Physical approximation to inverse square law using magnet(s)

[Swamp Thing]

What is the best way to create an approximately inverse-square-law magnetic field over a plane surface, e.g. complying with $1/r^2$ with less than 1% to 2% error over a plane annular region having R2 / R1 about 5 : 1 ? The goal is that a very small unmagnetized disk lying on the surface should experience a force compliant with this law to 1% over roughly that kind of region.

 

[Dale]

As far as I know this is not possible. A field that decays as $r^{-2}$ is a monopole field. There are no magnetic monopoles.

I think the lowest order would be a dipole-dipole force which should be $r^{-4}$ if I recall correctly

 

[renormalize]

What is the best way to create an approximately inverse-square-law magnetic field over a plane surface, e.g. complying with $1/r^2$ with less than 1% to 2% error over a plane annular region having R2 / R1 about 5 : 1 ? The goal is that a very small unmagnetized disk lying on the surface should experience a force compliant with this law to 1% over roughly that kind of region.

I'm having trouble visualizing your configuration as described. Can you supply a simple diagram?

 

[sophiecentaur]

a very small unmagnetized disk

etc. suspended on a thread could be more sensitive to deflection with no friction ?

As far as I know this is not possible. A field that decays as r−2 is a monopole field. There are no magnetic monopoles.

There is a 'school' demo, buried deep in my memory, which involved a magnetised rod, floating in a bucket of water with cork at one end. It orbited around a vertical wire with current flowing through it. The effect on the 'isolated' pole at the top was to make it follow the circular field round the conducting wire. I'm sure the details could be found somewhere with a good google search.

Using two long iron rods you could detect the repusion by the deflection angle of one rod, hanging down. 1/r₂ . could be measured over a limited range of separations. It would depend on how 'pure' the inverse square law had to be. You would certainly get a measureably different law for two short magnets - one suspended and one fixed. There would need to be a lot of experimentation to estimate the 'failure of complete isolation' due to the flux around the rods. The relative vertical placing would have a big effect, I guess.

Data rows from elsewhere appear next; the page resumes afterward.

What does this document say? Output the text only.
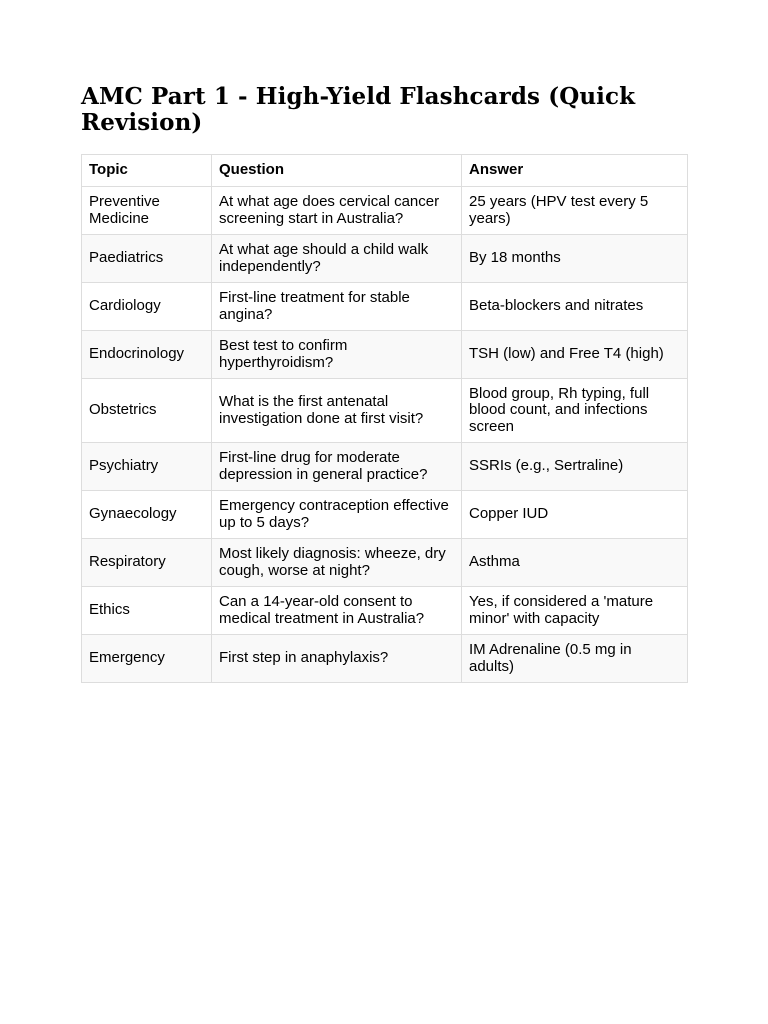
AMC Part 1 - High-Yield Flashcards (Quick Revision)
Topic	Question	Answer
Preventive Medicine	At what age does cervical cancer screening start in Australia?	25 years (HPV test every 5 years)
Paediatrics	At what age should a child walk independently?	By 18 months
Cardiology	First-line treatment for stable angina?	Beta-blockers and nitrates
Endocrinology	Best test to confirm hyperthyroidism?	TSH (low) and Free T4 (high)
Obstetrics	What is the first antenatal investigation done at first visit?	Blood group, Rh typing, full blood count, and infections screen
Psychiatry	First-line drug for moderate depression in general practice?	SSRIs (e.g., Sertraline)
Gynaecology	Emergency contraception effective up to 5 days?	Copper IUD
Respiratory	Most likely diagnosis: wheeze, dry cough, worse at night?	Asthma
Ethics	Can a 14-year-old consent to medical treatment in Australia?	Yes, if considered a 'mature minor' with capacity
Emergency	First step in anaphylaxis?	IM Adrenaline (0.5 mg in adults)
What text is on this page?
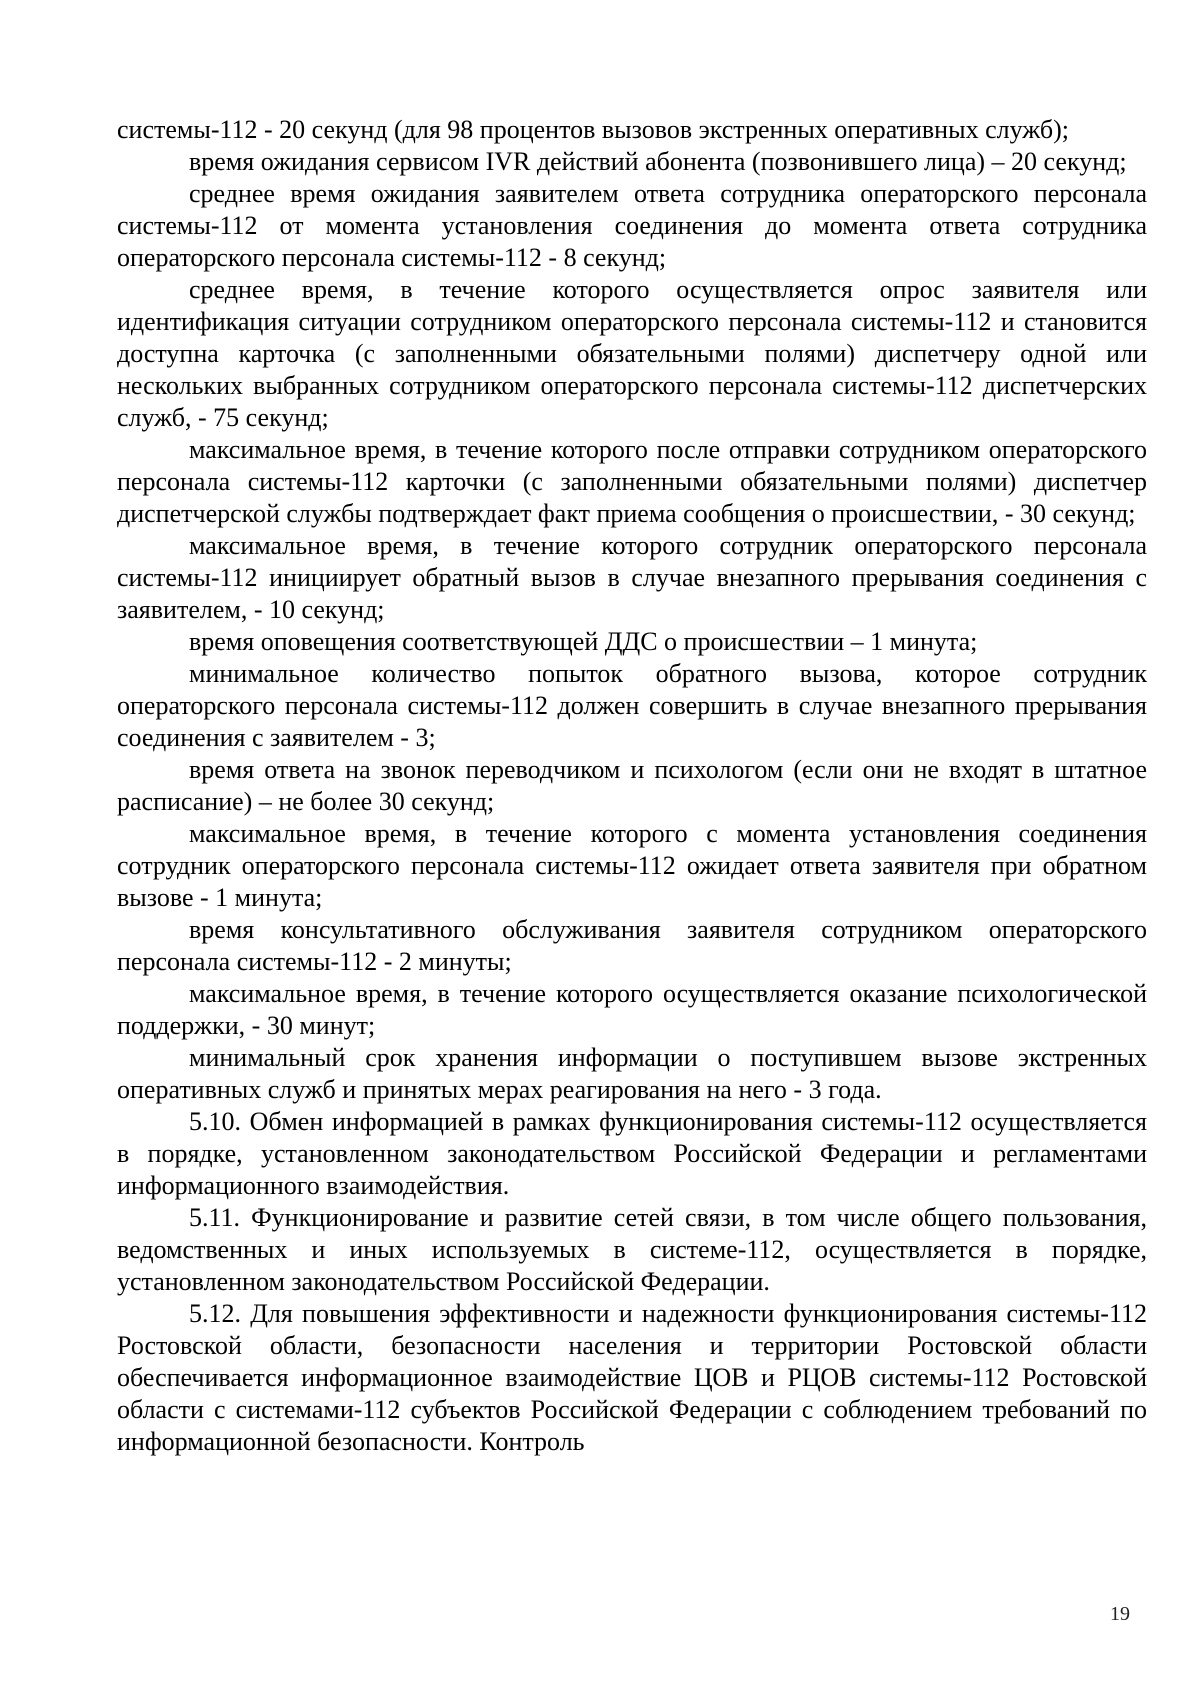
системы-112 - 20 секунд (для 98 процентов вызовов экстренных оперативных служб);

время ожидания сервисом IVR действий абонента (позвонившего лица) – 20 секунд;

среднее время ожидания заявителем ответа сотрудника операторского персонала системы-112 от момента установления соединения до момента ответа сотрудника операторского персонала системы-112 - 8 секунд;

среднее время, в течение которого осуществляется опрос заявителя или идентификация ситуации сотрудником операторского персонала системы-112 и становится доступна карточка (с заполненными обязательными полями) диспетчеру одной или нескольких выбранных сотрудником операторского персонала системы-112 диспетчерских служб, - 75 секунд;

максимальное время, в течение которого после отправки сотрудником операторского персонала системы-112 карточки (с заполненными обязательными полями) диспетчер диспетчерской службы подтверждает факт приема сообщения о происшествии, - 30 секунд;

максимальное время, в течение которого сотрудник операторского персонала системы-112 инициирует обратный вызов в случае внезапного прерывания соединения с заявителем, - 10 секунд;

время оповещения соответствующей ДДС о происшествии – 1 минута;

минимальное количество попыток обратного вызова, которое сотрудник операторского персонала системы-112 должен совершить в случае внезапного прерывания соединения с заявителем - 3;

время ответа на звонок переводчиком и психологом (если они не входят в штатное расписание) – не более 30 секунд;

максимальное время, в течение которого с момента установления соединения сотрудник операторского персонала системы-112 ожидает ответа заявителя при обратном вызове - 1 минута;

время консультативного обслуживания заявителя сотрудником операторского персонала системы-112 - 2 минуты;

максимальное время, в течение которого осуществляется оказание психологической поддержки, - 30 минут;

минимальный срок хранения информации о поступившем вызове экстренных оперативных служб и принятых мерах реагирования на него - 3 года.

5.10. Обмен информацией в рамках функционирования системы-112 осуществляется в порядке, установленном законодательством Российской Федерации и регламентами информационного взаимодействия.

5.11. Функционирование и развитие сетей связи, в том числе общего пользования, ведомственных и иных используемых в системе-112, осуществляется в порядке, установленном законодательством Российской Федерации.

5.12. Для повышения эффективности и надежности функционирования системы-112 Ростовской области, безопасности населения и территории Ростовской области обеспечивается информационное взаимодействие ЦОВ и РЦОВ системы-112 Ростовской области с системами-112 субъектов Российской Федерации с соблюдением требований по информационной безопасности. Контроль

19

If this is for a demo or a lab exercise, you'd need to find the best range of distances before presenting it.

 

[Meir Achuz]

A long magnetized rod looks like two magnetic poles, one at each end.
You can find the force law just as you would for two electric point charges. Just calculate how long the length of the rod has to be to have the distant pole contribute only one percent. 1% is fairly stringent, so it is going to have to be a long rod.

 

[Dale]

I wonder if there is a shape that you could put in a level tabletop that would make either the horizontal or tangential force follow a $1/r^2$ law. That might be easier than magnets, even if it is possible with magnets.

 

[sophiecentaur]

That might be easier than magnet

If it's not got to be magnets then I'm sure there's a mechanical arrangement. A 'suitable'* cam with a light thread passing over it would surely be one way.
*aye that's the rub

 

[A.T.]

I wonder if there is a shape that you could put in a level tabletop that would make either the horizontal or tangential force follow a $1/r^2$ law. That might be easier than magnets, even if it is possible with magnets.

You mean a potential well?
https://en.wikipedia.org/wiki/Gravitational_potential

 

[Dale]

You mean a potential well?
https://en.wikipedia.org/wiki/Gravitational_potential

Maybe. I am not sure that would give the right force as measured by an attached string, or if there would be a better way to measure the force

 

[A.T.]

Maybe. I am not sure that would give the right force as measured by an attached string, or if there would be a better way to measure the force

Since force is proportional to the gradient (slope) of the force potential, the force along the modeled potential well surface on an object under gravity should have the same relationship.

 

[sophiecentaur]

You mean a potential well?
https://en.wikipedia.org/wiki/Gravitational_potential

I did wonder about that but I though friction could be a problem.

Also, measuring the force would need to be done carefully to guarantee the 1% accuracy. I see that 1% is what a good 'test machine' could manage (a couple of hundred £, so that could make life difficult). Measuring the deflection of a pendulum could be cheap and accurate. But how to measure the actual point of contact?

There are many options but only for rough inverse square law confirmation, IMO.

 

[A.T.]

I did wonder about that but I though friction could be a problem.

You either build it as an air cushion table (like air hockey), or just use rolling balls.

 

[Vanadium 50]

Biot-Savart tells you that if you want an inverse square force, it needs to be between (IL) elements. That becomes a geometric problem since L needs to be small with respect to R, but large with respect to the other pole.